Benzodiazepines can be misused if taken for a long time. They can also lead to overdose when combined with other sedatives, such as alcohol or opioids.
Dependency can occur when benzodiazepine levels increase. Withdrawal symptoms usually include anxiety and sleeplessness. Signs of an overdose include confusion, dizziness, falls, or slowed breathing.
Recovery from benzodiazepine misuse is possible with slowly decreased dosages, therapy, and patience. Help is available to reduce the use of benzodiazepines over time. Quitting suddenly is extremely dangerous. Consult a licensed medical professional to start your recovery.
Ativan, Klonopin, Valium, and Xanax are familiar names of benzodiazepines, which are some of the most frequently prescribed — and misused — drugs in the world. Sometimes called “benzos” or “downers,” and abbreviated as BZDs, the drugs are considered depressants because they calm, sedate, or tranquilize.

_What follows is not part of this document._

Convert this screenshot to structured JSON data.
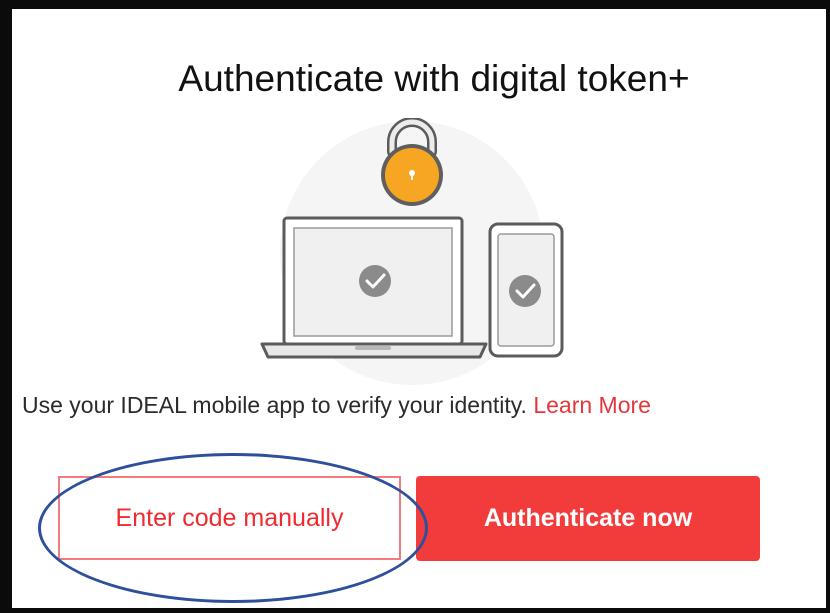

They are usually prescribed to curb anxiety or relieve insomnia. They are also approved to treat seizures and severe alcohol withdrawal symptoms. However, taking these substances for long periods of time or with alcohol, ecstasy, or opioids can increase your risk of misuse, physical injury, overdose, and death.
When taken as prescribed, benzodiazepines are effective, targeted therapies to help you address certain situations in the short term. For example, you may feel anxiety when you fly. Before you board a plane, you take your benzodiazepine dose as prescribed. The medication relieves the anxiety.
But if you continue to use the drug for months and years — even when not using it for those times you fly — you can develop a tolerance. You start to need more doses and can become dependent on the drug. With dependency comes withdrawal symptoms, which can occur shortly after the drug’s effects wear off. And dependency can occur even if you’re using it as originally prescribed.
Needing and taking more of the drug can be harmful because benzodiazepines work by pumping the brakes on the central nervous system. When misused, they can cause serious risk by slowing your breathing, putting you in a coma, or even causing death. They are especially hazardous when taken in combination with other sedatives, such as opioids.
Use only medication that you are prescribed. If you or someone you know is prescribed a benzodiazepine, take only the required amount and read the label explaining how the drug interacts with other substances. And given the high potential for misuse, explore alternative therapies for anxiety and sleep disorders before opting for a prescription for benzodiazepines.
Do you think you or someone you know has overdosed on a benzodiazepine? Call 911 immediately.
Withdrawal from benzodiazepines depends on several factors, including the type you are taking, how long you’ve been taking it, the dosage, and whether you are taking it in combination with other depressants, such as opioids or alcohol. The shorter the duration of usage and the lower the dosage, the less severe the withdrawal. Larger doses taken over longer periods tend to extend the withdrawal period.
Symptoms of withdrawal include:
Benzodiazepines and the brain. Benzodiazepines help those with anxiety and sleep problems by allowing them to relax and rest. But benzodiazepines don’t target just the area of the brain that might be causing symptoms. A benzodiazepine spreads like a heavy blanket over multiple regions of the brain, making it difficult for someone to control their perception and movement, including breathing, motor and sensory functions, and speech.
If you recognize the signs of benzodiazepine misuse or withdrawal in yourself, take a first step toward recovery by reducing your dependence on the drug. Under the care of a licensed medical professional, taper the dosage slowly and carefully. Anxiety or sleeplessness may return during this process. Lessen these side effects through physical exercise, which studies show can increase your brain’s serotonin levels and stimulate feelings of peace and relaxation.
Cognitive behavioral therapy and other behavioral therapies obtained from a licensed mental health professional can help you understand and reduce the symptoms of anxiety or sleeplessness.
Recovery from benzodiazepine dependency is achievable, and treatment works. A licensed medical professional can help you lower your dosage over time, and a mental health professional can provide therapy and other ways to relieve symptoms. Once you are established in a treatment program, you can often manage your progress independently with the ongoing support of family, friends, others in recovery, and the guidance of medical and mental health professionals.